Pandas: How to parse an HTML table into a DataFrame

Updated: February 19, 2024 By: Guest Contributor Post a comment

Overview

Parsing HTML tables into Pandas DataFrames is a convenient way to extract and manipulate web data. Pandas, a powerful data manipulation library in Python, provides functionalities that make this task relatively straightforward. This tutorial will guide you through extracting data from HTML tables and converting it into a DataFrame with several code examples.

Getting Started

Before diving into the code, ensure that you have Pandas installed in your Python environment. Additionally, you’ll need lxml, html5lib, and BeautifulSoup4 as Pandas uses these libraries to parse HTML:

pip install pandas lxml html5lib beautifulsoup4

Basic Table Parsing

To begin, let’s parse a simple HTML table. Suppose you have the following HTML:

<table>
  <tr>
    <th>Name</th>
    <th>Age</th>
  </tr>
  <tr>
    <td>John</td>
    <td>22</td>
  </tr>
  <tr>
    <td>Anna</td>
    <td>30</td>
  </tr>
</table>

To convert this to a DataFrame, use the following Python code:

import pandas as pd

# Read HTML table into a DataFrame
html = '''
<table>
  <tr>
    <th>Name</th>
    <th>Age</th>
  </tr>
  <tr>
    <td>John</td>
    <td>22</td>
  </tr>
  <tr>
    <td>Anna</td>
    <td>30</td>
  </tr>
</table>'''
df = pd.read_html(html)[0]
print(df)

# Output:
#     Name  Age
# 0  John   22
# 1  Anna   30

Handling Complex Tables

Web tables can be more complex, containing multiple header rows, nested tables, or missing values. To manage such complexity, Pandas offers various parameters in the read_html function. Consider a table with multiple headers:

<table>
  <tr>
    <th>Level 1</th> <th></th>
    <th>Level 2</th>
  </tr>
  <tr>
    <th>Name</th>
    <th>Age</th>
    <th>Gender</th>
  </tr>
  <tr>
    <td>John</td>
    <td>22</td>
    <td>Male</td>
  </tr>
</table>

To parse this correctly, adjust the header parameter:

df_complex = pd.read_html(html, header=[0,1])[0]
print(df_complex)

This adjusts the DataFrame to properly align the hierarchical headers. Similarly, for tables with missing values or special formatting requirements, you can utilize additional parameters like fillna, index_col, or converters to tailor the DataFrame to your needs.

Extracting Tables from URL

In many cases, you might want to directly parse tables from a web page. Pandas makes this exceptionally easy. Use the read_html function and pass the URL of the web page:

url = 'https://example.com/page_with_table.html'
df_webpage = pd.read_html(url)[0]
print(df_webpage)

This approach automatically identifies and extracts tables from the HTML content retrieved from the website.

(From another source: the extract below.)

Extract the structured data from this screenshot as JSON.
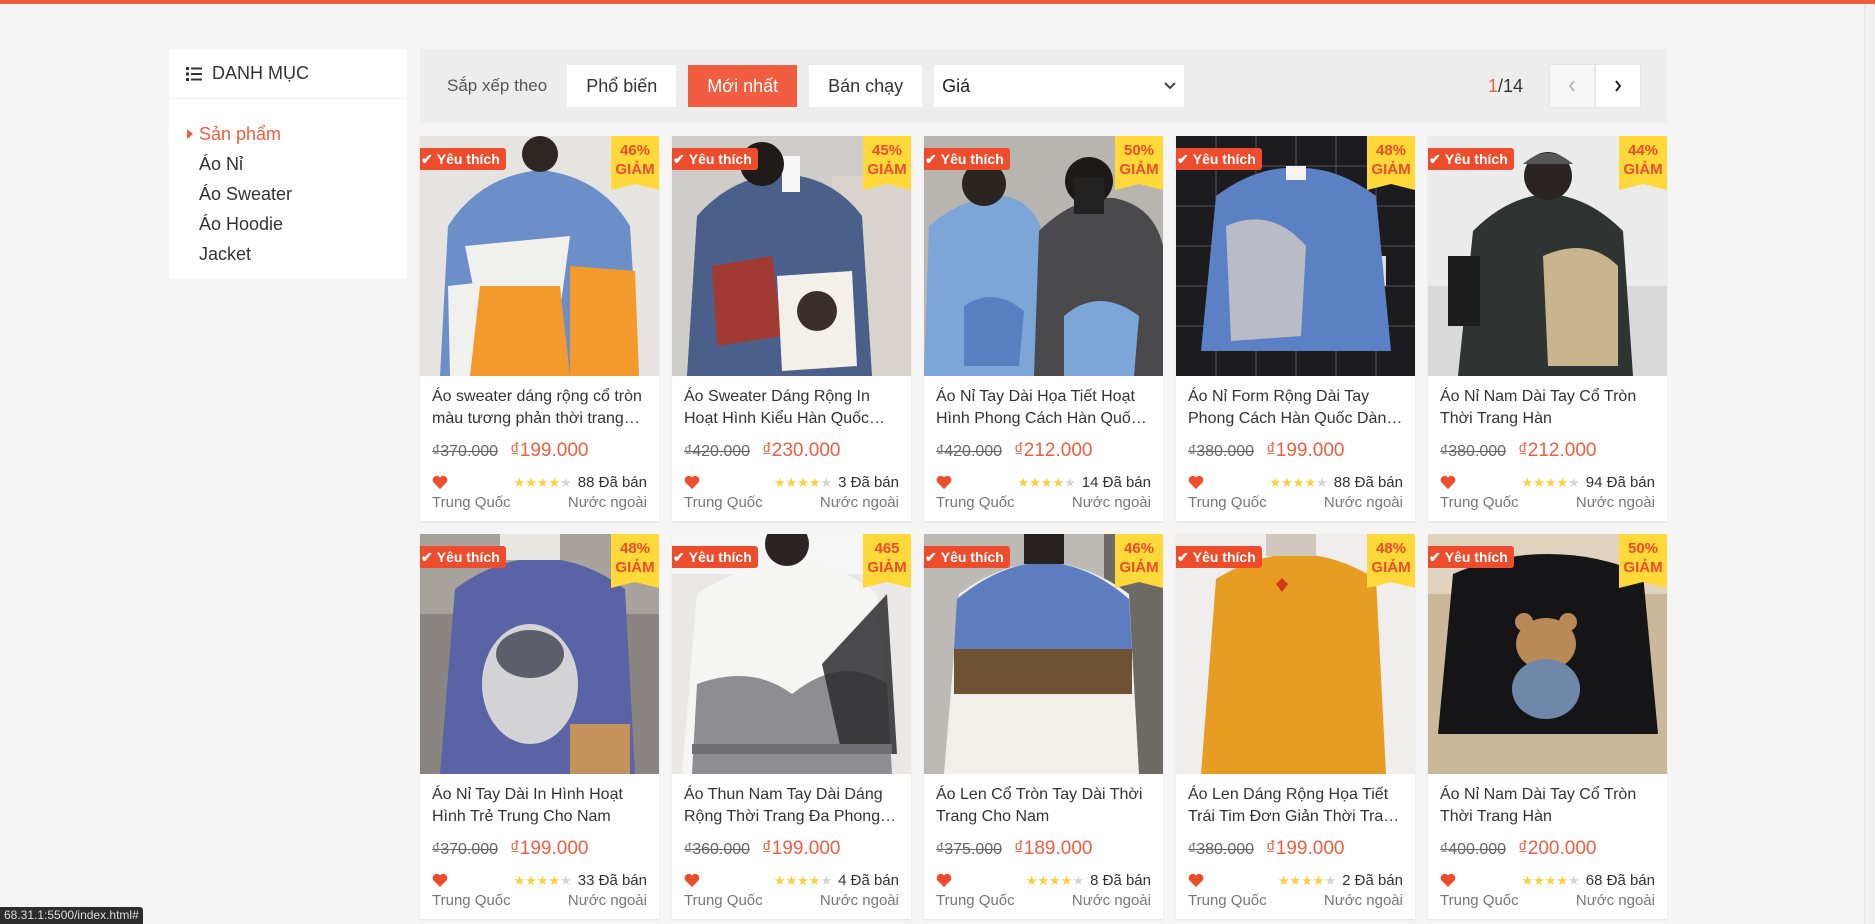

It’s vital to inspect the page and ensure that it does not use dynamic table loading (e.g., through JavaScript) as Pandas won’t be able to parse such tables.

Advanced Techniques

For even more control and customization, you can preprocess the HTML with BeautifulSoup before converting it to a DataFrame. This allows for filtering, modification, or enhancement of the HTML table:

from bs4 import BeautifulSoup
import requests

response = requests.get(url)
soup = BeautifulSoup(response.content, 'html.parser')
# Select and modify the table as needed
# Then convert to DataFrame

This method is particularly useful when dealing with troublesome HTML structures or when precise manipulation of the table before conversion is necessary.

Conclusion

Parsing HTML tables into Pandas DataFrames presents a flexible and powerful approach to web data extraction and analysis. With the methods outlined in this tutorial, you can efficiently handle a wide range of HTML table complexities, empowering your data science projects with the rich, structured data from the web.